ClientEarth, the environmental law firm that is increasingly working with leading responsible investors, has said it would be “highly imprudent” for local authority pension funds to ignore the financial risks of climate change.
The government this week said that boycotts in public procurement were “inappropriate” outside of formal legal sanctions, embargoes and restrictions put in place by the government.
“Like any other pension fund scheme, the local government pensions scheme must adequately ensure that it protects the pension pots of its savers and that effectively means balancing long-term risks against returns,” said Natalie Smith, climate litigation lawyer at ClientEarth.
“On that basis it would be highly imprudent of the local authorities, under the local government pension scheme, to ignore the financial risks of climate change.”
The firm – whose backers include the government’s own Department for International Development – argues that public bodies have a legal duty to make responsible investments.

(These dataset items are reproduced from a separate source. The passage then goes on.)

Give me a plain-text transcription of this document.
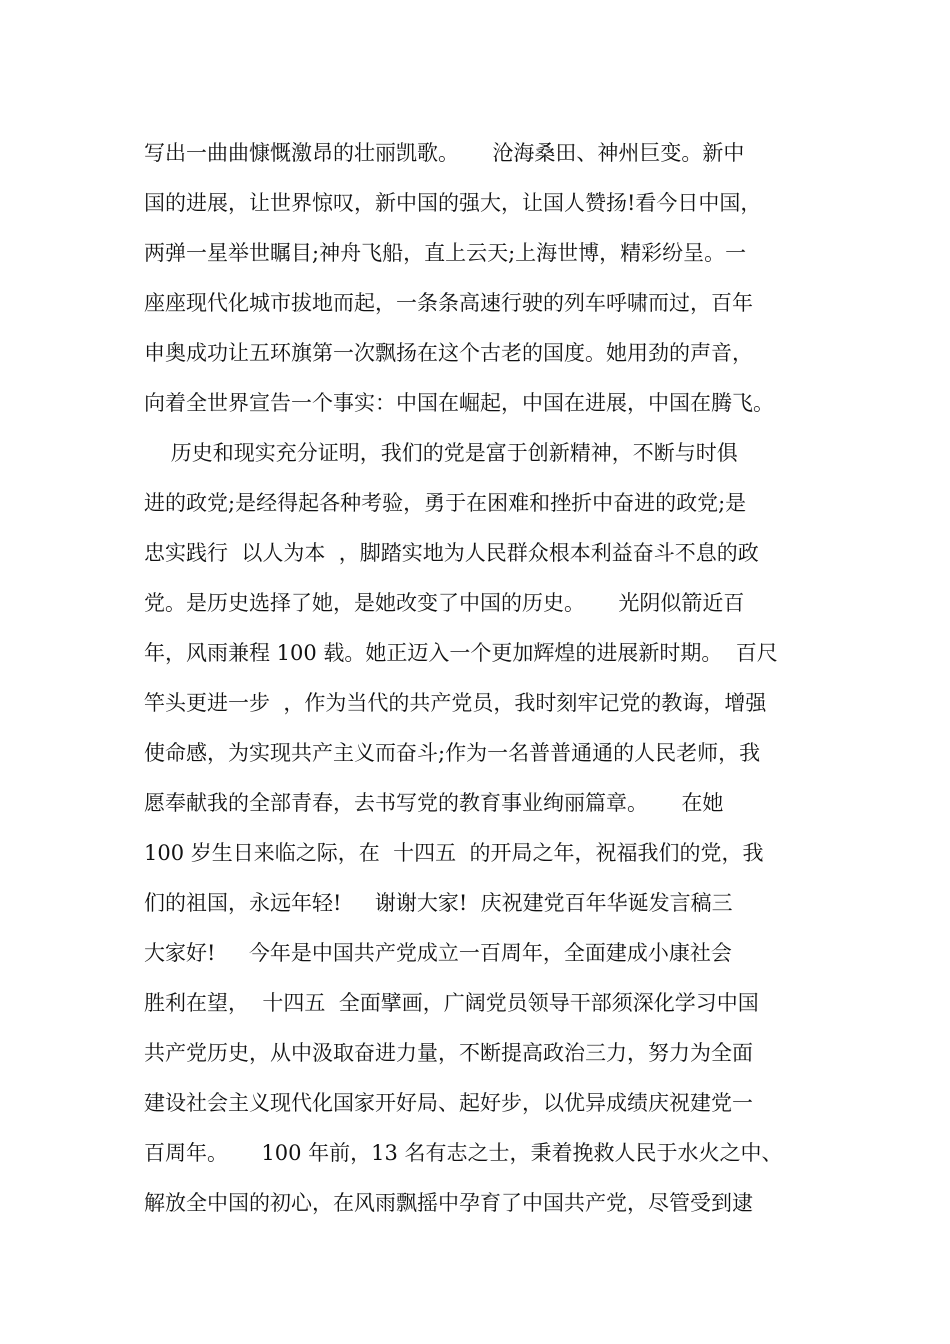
写出一曲曲慷慨激昂的壮丽凯歌。     沧海桑田、神州巨变。新中
国的进展，让世界惊叹，新中国的强大，让国人赞扬!看今日中国，
两弹一星举世瞩目;神舟飞船，直上云天;上海世博，精彩纷呈。一
座座现代化城市拔地而起，一条条高速行驶的列车呼啸而过，百年
申奥成功让五环旗第一次飘扬在这个古老的国度。她用劲的声音，
向着全世界宣告一个事实：中国在崛起，中国在进展，中国在腾飞。
历史和现实充分证明，我们的党是富于创新精神，不断与时俱
进的政党;是经得起各种考验，勇于在困难和挫折中奋进的政党;是
忠实践行  以人为本  ，脚踏实地为人民群众根本利益奋斗不息的政
党。是历史选择了她，是她改变了中国的历史。     光阴似箭近百
年，风雨兼程 100 载。她正迈入一个更加辉煌的进展新时期。  百尺
竿头更进一步  ，作为当代的共产党员，我时刻牢记党的教诲，增强
使命感，为实现共产主义而奋斗;作为一名普普通通的人民老师，我
愿奉献我的全部青春，去书写党的教育事业绚丽篇章。     在她
100 岁生日来临之际，在  十四五  的开局之年，祝福我们的党，我
们的祖国，永远年轻!     谢谢大家!  庆祝建党百年华诞发言稿三
大家好!     今年是中国共产党成立一百周年，全面建成小康社会
胜利在望，  十四五  全面擘画，广阔党员领导干部须深化学习中国
共产党历史，从中汲取奋进力量，不断提高政治三力，努力为全面
建设社会主义现代化国家开好局、起好步，以优异成绩庆祝建党一
百周年。     100 年前，13 名有志之士，秉着挽救人民于水火之中、
解放全中国的初心，在风雨飘摇中孕育了中国共产党，尽管受到逮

“Local authorities and public bodies across the UK have a duty to protect pension fund holders from risky investments which – given their long-term focus – includes those in fossil fuel companies,” the firm said.
ClientEarth pointed to the Paris Agreement as showing the transition to a low carbon world meant that fossil fuel investments are increasingly risky for long-term investors.It argues that local authorities that protect beneficiaries from climate risks are “making a responsible investment decision, not taking a political stance.”
Earlier this month ClientEarth CEO James Thornton, Howard Covington, a former investment management chief, and climate economist Professor Cameron Hepburn argued in science weekly Nature that legal action against investors who ignore climate risk would not be simple, but could succeed.
And in late January ClientEarth and a group of leading investors wrote to the Financial Reporting Council (FRC) watchdog saying that fossil fuel companies must reveal long-term risks. ClientEarth worked with Sarasin & Partners on the letter on behalf of the investor coalition, which includes Legal & General Investment Management, APG and the Local Authority Pension Fund Forum.
The government guidance is primarily aimed at stopping local authorities from boycotting companies in Israel, with the government arguing that “divisive town hall boycotts” are “poisoning and polarising debate, weakening integration and fuelling anti-Semitism”. Any public body breaching the regulation would face “severe penalties”.
Cabinet Office Minister, Matthew Hancock said: “The new guidance on procurement combined with changes we are making to how pension pots can be invested will help prevent damaging and counter-productive local foreign policies undermining our national security.”